Direkt zur Notoperation
Der 27-Jährige erzählt das Ganze so ruhig, als erkläre er gerade sein Rezept für einen Schokoladenkuchen. Dabei wird es nun dramatisch: «Als sie mich untersucht hatten, brachten sie mich direkt zur Notoperation. Denn das Blut floss nicht mehr in meine Hoden.» Hoden und Samenstrang waren verdreht, sodass die Durchblutung des Hodens blockiert war.
Der medizinische Fachbegriff dafür ist Hodentorsion, und damit ist nicht zu spassen. Das wurde Rublew im Spital sofort klargemacht. «Ich hatte grosses Glück, denn wenn du fünf, sechs Stunden wartest, sind die Hoden abgestorben», erklärt er.
Mit dem Anflug eines Lächelns fährt Rublew fort: «Bevor sie mich in Vollnarkose versetzten, musste ich eine Erklärung unterschreiben, dass ich der Entfernung meiner Hoden zustimme, wenn etwas schiefgeht.» Er unterschrieb und wurde ins Reich der Träume geschickt.
Als er nach einigen Stunden wieder aufwachte, bekam er die gute Nachricht: Die OP war gelungen. Tags darauf konnte er das Spital schon wieder verlassen. Wegen der Narbe musste er einige Tage noch etwas vorsichtig sein, damit sich nichts entzündete. Zwei Wochen später flog er schon ans nächste Turnier in Peking.
Da alles gut gegangen sei, könne er das Ganze so ruhig erzählen, sagt Rublew. «Aber lustig war es natürlich nicht. Eine ziemlich schräge Geschichte.» Im schlimmsten Fall wäre sogar seine Zeugungsfähigkeit beeinträchtigt worden. Und Rublew mag Kinder, ist der Götti von Alicia, der einjährigen Tochter von Daniil Medwedew, dem anderen Russen in den Top 10.
Hier wird Inhalt angezeigt, der zusätzliche Cookies setzt.
An dieser Stelle finden Sie einen ergänzenden externen Inhalt. Falls Sie damit einverstanden sind, dass Cookies von externen Anbietern gesetzt und dadurch personenbezogene Daten an externe Anbieter übermittelt werden, können Sie alle Cookies zulassen und externe Inhalte direkt anzeigen.
Selbst hat Rublew noch keine Pläne, eine Familie zu gründen. Sein Fokus liegt darauf, sich als Tennisspieler zu finden und seine Emotionen auf und neben dem Court besser zu kontrollieren. Denn er ist bekannt für seine spektakulären Wutausbrüche. Als er vergangene Woche in Stockholm gegen den entfesselten Stan Wawrinka verlor, schlug er mit seinem Racket wild um sich. Doch das war noch harmlos für seine Verhältnisse.

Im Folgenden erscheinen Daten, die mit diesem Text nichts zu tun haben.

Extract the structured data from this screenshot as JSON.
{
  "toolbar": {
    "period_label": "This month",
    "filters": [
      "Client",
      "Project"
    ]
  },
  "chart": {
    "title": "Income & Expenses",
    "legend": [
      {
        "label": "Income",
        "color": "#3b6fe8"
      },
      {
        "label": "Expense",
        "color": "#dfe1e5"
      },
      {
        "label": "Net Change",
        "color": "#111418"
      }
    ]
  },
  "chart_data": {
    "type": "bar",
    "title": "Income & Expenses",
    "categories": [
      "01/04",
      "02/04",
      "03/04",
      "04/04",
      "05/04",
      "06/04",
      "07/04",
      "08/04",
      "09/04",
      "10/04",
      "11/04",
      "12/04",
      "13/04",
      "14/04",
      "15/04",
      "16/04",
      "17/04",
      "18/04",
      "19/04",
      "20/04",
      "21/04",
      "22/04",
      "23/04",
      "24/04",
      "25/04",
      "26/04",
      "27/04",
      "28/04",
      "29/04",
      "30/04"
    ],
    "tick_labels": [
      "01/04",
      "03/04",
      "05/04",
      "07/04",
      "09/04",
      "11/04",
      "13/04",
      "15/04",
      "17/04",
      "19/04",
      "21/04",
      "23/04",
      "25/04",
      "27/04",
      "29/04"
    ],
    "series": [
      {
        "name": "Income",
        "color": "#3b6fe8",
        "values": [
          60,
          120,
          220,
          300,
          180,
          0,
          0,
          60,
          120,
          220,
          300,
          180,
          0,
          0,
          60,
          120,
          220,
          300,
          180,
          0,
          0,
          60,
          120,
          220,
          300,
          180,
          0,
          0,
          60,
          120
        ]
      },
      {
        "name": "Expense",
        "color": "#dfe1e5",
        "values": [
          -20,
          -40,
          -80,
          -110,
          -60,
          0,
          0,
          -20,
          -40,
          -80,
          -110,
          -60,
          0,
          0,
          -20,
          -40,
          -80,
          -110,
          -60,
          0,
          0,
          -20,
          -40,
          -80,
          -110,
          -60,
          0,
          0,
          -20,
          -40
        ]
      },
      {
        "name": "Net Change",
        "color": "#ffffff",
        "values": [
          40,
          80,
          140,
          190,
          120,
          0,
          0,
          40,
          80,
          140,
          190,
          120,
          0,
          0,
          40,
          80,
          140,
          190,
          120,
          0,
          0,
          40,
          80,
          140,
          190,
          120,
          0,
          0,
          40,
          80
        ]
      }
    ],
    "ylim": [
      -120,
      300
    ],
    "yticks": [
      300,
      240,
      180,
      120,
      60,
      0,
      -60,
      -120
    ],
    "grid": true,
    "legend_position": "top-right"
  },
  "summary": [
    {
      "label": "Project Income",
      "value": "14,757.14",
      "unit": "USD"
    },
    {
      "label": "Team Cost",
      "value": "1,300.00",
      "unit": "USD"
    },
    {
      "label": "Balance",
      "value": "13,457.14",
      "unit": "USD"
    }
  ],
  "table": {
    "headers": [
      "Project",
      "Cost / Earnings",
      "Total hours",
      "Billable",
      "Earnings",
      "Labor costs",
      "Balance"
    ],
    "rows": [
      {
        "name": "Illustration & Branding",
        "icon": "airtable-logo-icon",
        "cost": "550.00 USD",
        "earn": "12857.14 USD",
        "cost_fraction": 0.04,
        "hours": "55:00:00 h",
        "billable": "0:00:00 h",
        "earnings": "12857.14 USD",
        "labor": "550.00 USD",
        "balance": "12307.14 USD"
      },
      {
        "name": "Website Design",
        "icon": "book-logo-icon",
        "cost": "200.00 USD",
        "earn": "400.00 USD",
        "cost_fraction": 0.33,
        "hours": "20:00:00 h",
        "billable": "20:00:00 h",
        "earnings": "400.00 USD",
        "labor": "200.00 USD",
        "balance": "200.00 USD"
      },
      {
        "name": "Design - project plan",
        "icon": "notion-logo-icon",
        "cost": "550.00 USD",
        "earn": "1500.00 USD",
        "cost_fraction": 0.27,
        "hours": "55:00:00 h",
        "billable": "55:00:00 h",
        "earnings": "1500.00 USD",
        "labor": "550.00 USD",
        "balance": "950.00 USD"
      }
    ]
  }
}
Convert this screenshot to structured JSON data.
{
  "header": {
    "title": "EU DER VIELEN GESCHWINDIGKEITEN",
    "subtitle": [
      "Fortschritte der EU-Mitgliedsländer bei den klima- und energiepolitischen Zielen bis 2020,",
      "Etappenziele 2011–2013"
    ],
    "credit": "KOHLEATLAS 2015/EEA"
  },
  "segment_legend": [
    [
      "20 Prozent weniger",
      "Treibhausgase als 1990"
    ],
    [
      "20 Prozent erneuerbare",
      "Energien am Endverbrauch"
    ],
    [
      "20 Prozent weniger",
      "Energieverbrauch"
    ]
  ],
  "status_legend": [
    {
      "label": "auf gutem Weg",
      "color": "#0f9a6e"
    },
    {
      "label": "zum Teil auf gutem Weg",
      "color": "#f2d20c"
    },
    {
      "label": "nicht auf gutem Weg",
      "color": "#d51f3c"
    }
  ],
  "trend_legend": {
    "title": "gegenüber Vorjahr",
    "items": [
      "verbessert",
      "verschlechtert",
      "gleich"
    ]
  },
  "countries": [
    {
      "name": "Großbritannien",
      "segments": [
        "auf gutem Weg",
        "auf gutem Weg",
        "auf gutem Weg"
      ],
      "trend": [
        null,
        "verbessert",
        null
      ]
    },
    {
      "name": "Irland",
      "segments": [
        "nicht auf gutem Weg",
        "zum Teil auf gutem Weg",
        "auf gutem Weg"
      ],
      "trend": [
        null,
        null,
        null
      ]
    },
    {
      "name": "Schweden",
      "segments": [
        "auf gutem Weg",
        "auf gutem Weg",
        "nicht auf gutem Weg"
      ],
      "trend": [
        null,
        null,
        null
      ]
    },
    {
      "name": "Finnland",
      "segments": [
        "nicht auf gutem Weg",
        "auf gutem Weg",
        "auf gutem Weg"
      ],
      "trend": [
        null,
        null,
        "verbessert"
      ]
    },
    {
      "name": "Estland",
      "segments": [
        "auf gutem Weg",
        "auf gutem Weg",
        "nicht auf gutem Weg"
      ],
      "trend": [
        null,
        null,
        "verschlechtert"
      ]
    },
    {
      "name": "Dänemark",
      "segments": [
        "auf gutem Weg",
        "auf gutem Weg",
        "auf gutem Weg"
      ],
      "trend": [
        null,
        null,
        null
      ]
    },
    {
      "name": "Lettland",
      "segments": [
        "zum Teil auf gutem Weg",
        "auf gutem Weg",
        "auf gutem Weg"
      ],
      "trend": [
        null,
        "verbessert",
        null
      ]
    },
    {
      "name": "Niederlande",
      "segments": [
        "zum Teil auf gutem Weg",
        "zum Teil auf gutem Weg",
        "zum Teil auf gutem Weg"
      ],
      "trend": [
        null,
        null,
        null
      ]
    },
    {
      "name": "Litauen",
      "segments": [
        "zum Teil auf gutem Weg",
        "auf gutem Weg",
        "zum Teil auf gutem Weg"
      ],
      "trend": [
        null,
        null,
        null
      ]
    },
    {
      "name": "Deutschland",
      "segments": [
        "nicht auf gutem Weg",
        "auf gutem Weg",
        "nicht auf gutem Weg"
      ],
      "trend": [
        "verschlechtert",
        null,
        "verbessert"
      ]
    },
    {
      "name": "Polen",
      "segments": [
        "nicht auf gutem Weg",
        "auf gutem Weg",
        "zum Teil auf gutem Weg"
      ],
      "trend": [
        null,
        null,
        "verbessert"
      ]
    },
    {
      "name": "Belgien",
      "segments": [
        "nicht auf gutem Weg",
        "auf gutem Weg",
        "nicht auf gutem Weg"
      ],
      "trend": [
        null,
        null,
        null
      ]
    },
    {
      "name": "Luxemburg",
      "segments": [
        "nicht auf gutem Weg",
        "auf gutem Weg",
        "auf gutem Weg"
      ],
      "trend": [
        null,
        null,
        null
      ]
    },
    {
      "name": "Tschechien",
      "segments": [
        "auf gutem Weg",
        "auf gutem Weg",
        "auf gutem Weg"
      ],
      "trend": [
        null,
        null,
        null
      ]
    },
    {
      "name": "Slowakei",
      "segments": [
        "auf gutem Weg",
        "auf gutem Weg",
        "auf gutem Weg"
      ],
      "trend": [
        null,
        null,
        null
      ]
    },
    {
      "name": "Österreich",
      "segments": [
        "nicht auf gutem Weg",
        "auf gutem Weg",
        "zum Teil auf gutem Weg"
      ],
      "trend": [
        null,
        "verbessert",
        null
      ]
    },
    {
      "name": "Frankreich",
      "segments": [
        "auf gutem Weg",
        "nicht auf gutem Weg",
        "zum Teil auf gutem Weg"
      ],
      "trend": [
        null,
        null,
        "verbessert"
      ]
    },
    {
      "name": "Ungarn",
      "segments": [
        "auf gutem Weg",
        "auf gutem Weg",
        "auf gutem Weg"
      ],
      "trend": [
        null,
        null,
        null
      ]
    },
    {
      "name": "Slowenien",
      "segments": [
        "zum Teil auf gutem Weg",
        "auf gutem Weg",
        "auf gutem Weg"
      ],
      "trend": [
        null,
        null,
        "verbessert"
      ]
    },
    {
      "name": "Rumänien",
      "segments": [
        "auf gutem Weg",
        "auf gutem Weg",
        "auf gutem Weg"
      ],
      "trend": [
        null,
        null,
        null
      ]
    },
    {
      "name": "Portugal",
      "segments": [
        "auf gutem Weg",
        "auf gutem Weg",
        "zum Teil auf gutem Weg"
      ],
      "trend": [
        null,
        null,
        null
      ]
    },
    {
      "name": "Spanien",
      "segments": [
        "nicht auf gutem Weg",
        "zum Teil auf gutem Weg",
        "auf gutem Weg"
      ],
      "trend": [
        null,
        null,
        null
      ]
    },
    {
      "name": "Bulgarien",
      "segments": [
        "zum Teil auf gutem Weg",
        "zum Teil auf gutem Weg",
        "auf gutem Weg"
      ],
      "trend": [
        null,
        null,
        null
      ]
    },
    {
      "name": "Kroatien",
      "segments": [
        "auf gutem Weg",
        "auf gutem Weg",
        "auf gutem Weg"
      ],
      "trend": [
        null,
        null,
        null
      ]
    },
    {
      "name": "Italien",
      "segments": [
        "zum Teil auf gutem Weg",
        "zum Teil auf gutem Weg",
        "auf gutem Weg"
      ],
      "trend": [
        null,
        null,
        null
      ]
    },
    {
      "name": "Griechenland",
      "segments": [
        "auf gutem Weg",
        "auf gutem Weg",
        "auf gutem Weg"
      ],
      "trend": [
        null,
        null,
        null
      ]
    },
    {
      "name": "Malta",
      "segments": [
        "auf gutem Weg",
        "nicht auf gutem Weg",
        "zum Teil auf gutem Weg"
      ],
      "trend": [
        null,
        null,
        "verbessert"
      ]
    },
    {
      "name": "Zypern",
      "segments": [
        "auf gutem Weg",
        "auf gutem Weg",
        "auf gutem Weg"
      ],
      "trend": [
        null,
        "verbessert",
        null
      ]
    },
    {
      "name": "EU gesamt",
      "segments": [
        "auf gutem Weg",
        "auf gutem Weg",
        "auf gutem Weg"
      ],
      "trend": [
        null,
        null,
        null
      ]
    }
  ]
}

Am ATP-Finale 2023 in Turin schlug er sich im Spiel gegen Carlos Alcaraz sein Knie mit dem Schläger blutig und musste behandelt werden. In Dubai wurde er im April dieses Jahres in der Endphase seines Halbfinals gegen Alexander Bublik disqualifiziert, weil er in seinem Frust einen Linienrichter angeschrien hatte.
Auf der Tour gilt Rublew als liebenswürdig, doch in der Hitze des Gefechts verliert er oft die Nerven. Für seinen Wutausbruch in Dubai entschuldigte er sich später mit einer Videobotschaft auf den sozialen Medien. «Es ist inakzeptabel, andere Menschen anzuschreien. Egal, ob das ein Linienrichter oder eine Zuschauerin ist. Und egal, ob die andere Person richtig- oder falschlag. Es tut mir sehr leid.» Er hoffe, daraus seine Lehren zu ziehen und sich zu bessern.
Hier wird Inhalt angezeigt, der zusätzliche Cookies setzt.
An dieser Stelle finden Sie einen ergänzenden externen Inhalt. Falls Sie damit einverstanden sind, dass Cookies von externen Anbietern gesetzt und dadurch personenbezogene Daten an externe Anbieter übermittelt werden, können Sie alle Cookies zulassen und externe Inhalte direkt anzeigen.
Im Sommer unterhielt er sich darüber mit Marat Safin, der ebenfalls ein Hitzkopf war, sich aber in wichtigen Phasen beherrschen konnte, zwei Grand-Slam-Titel gewann und sogar kurz die Nummer 1 wurde. Rublew hingegen versagen in den entscheidenden Momenten oft die Nerven. Obschon er bereits seit mehreren Jahren in den Top 10 ist und den Ball mit der Vorhand so gut beschleunigen kann wie nur wenige, hat er noch nie einen Grand-Slam-Viertelfinal gewonnen. Zehnmal kam er so weit, zehnmal verlor er.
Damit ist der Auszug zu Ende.